Hacker News new | past | comments | ask | show | jobs | submit login

A quick look at the source code shows the generate_key() function [0] to be insecure. It generates 32 random bytes (good, that's what you need for an AES-256 key), but then it uses those random bytes to sample from a distribution which only has 62 characters. This significantly reduces the security of the key, from 256 bits of entropy to ~190 bits (log2(62^32)). And that would be in the best case, if it were sampling uniformly from the distribution - it is not.

I recommend reading Section 9.7 of Cryptography Engineering [1] to understand why choosing random elements from a set is harder than it seems. A good example of a similar bug is the nasty bug in Cryptocat's PRNG from 2013 [2].

I assume this step was done so the AES key could be included in the URL fragment, since a set of random bytes may not be url safe. I recommend feeding the random bytes of the key directly into the underlying cryptographic functions, and using a urlsafe encoding at a higher level when necessary.

Also, it appears you are using AES [3], a block cipher, but I cannot figure out what block cipher mode you are using. I'll have to dig into the CryptoJS code a little more to see what it defaults to, but I have a sinking feeling that it's ECB, which is completely insecure. Dan Boneh's Crypto I course on Coursera is a good way to learn the basics of block cipher modes.

[0]: https://github.com/jes/hardbin/blob/c77c2d7eb93586e0e009ea4b... [1]: https://www.amazon.com/Cryptography-Engineering-Principles-P... [2]: https://nakedsecurity.sophos.com/2013/07/09/anatomy-of-a-pse... [3]: https://github.com/jes/hardbin/blob/c77c2d7eb93586e0e009ea4b...




I'm aware it's only 190 bits of keyspace. I mentioned this in my blog post[0], and would in fact be more likely to decrease it than increase it, in order to make the URLs shorter. I don't think it's a problem, but am interested in being proven wrong.

It's using CBC mode.

[0] http://incoherency.co.uk/blog/stories/hardbin.html

EDIT:

> And that would be in the best case, if it were sampling uniformly from the distribution - it is not.

Can you please point out how it's not? It's intended to sample uniformly. It would be non-uniform if it were "randombytes[i] % alphabet.length".

EDIT2:

I see now how it's non-uniform. 256 values in randombytes doesn't map 1:1 onto 62 values in alphabet. I will fix this tonight, thanks for pointing it out.


> I'm aware it's only 190 bits of keyspace. I mentioned this in my blog post[0], and would in fact be more likely to decrease it than increase it, in order to make the URLs shorter. I don't think it's a problem, but am interested in being proven wrong.

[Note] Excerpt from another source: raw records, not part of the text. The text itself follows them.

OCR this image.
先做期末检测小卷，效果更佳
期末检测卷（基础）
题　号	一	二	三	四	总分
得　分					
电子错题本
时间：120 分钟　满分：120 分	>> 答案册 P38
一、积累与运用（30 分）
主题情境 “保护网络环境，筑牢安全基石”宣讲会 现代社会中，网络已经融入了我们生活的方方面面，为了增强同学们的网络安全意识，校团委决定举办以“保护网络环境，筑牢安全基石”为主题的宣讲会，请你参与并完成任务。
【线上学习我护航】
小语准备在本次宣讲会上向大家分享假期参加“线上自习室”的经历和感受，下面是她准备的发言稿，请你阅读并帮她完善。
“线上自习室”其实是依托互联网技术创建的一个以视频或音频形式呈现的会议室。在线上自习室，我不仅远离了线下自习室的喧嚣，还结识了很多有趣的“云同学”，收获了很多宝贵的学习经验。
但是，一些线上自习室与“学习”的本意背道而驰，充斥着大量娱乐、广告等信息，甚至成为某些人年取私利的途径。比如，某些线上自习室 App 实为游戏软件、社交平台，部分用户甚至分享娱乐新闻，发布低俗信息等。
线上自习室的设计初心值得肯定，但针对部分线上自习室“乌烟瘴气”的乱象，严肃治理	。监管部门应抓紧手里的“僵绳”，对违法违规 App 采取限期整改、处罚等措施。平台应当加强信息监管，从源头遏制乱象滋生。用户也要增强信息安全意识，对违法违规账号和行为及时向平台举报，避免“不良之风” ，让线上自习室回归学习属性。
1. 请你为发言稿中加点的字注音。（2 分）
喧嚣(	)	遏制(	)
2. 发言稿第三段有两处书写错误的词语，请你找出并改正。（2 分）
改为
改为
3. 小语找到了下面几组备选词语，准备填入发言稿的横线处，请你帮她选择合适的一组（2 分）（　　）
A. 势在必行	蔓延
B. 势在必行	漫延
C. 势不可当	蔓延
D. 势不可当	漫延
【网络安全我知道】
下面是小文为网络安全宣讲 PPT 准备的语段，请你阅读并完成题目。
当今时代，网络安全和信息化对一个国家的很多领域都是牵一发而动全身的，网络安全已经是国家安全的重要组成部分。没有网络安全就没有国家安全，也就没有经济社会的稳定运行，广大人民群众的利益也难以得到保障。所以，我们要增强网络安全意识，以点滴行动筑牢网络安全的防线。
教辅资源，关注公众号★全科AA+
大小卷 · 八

I understand that you're trying to balance the tradeoff between security and usability here, which is tricky. If quantum computers are part of your threat model, remember that Grover's algorithm provides a quadratic speedup for brute-forcing a symmetric key, so 2^190 would become 2^95 against a quantum adversary. Personally I prefer the margin of safety provided by using a full-strength 256-bit key :)

> It's using CBC mode.

Phew! That would've been truly catastrophic.


CBC mode isn't exactly a saving grace here, since it's unauthenticated.


The code and data are shipped together out of IPFS. If you don't trust the data, you don't trust the code anyway, so it makes no difference whether the data is authenticated.


First, read this: https://tonyarcieri.com/all-the-crypto-code-youve-ever-writt...

Second, what is the threat model where you trust IPFS but still need to encrypt client-side? Unauthenticated CBC mode totally defeats the point of encryption, but encryption totally defeats the point of trusting IPFS.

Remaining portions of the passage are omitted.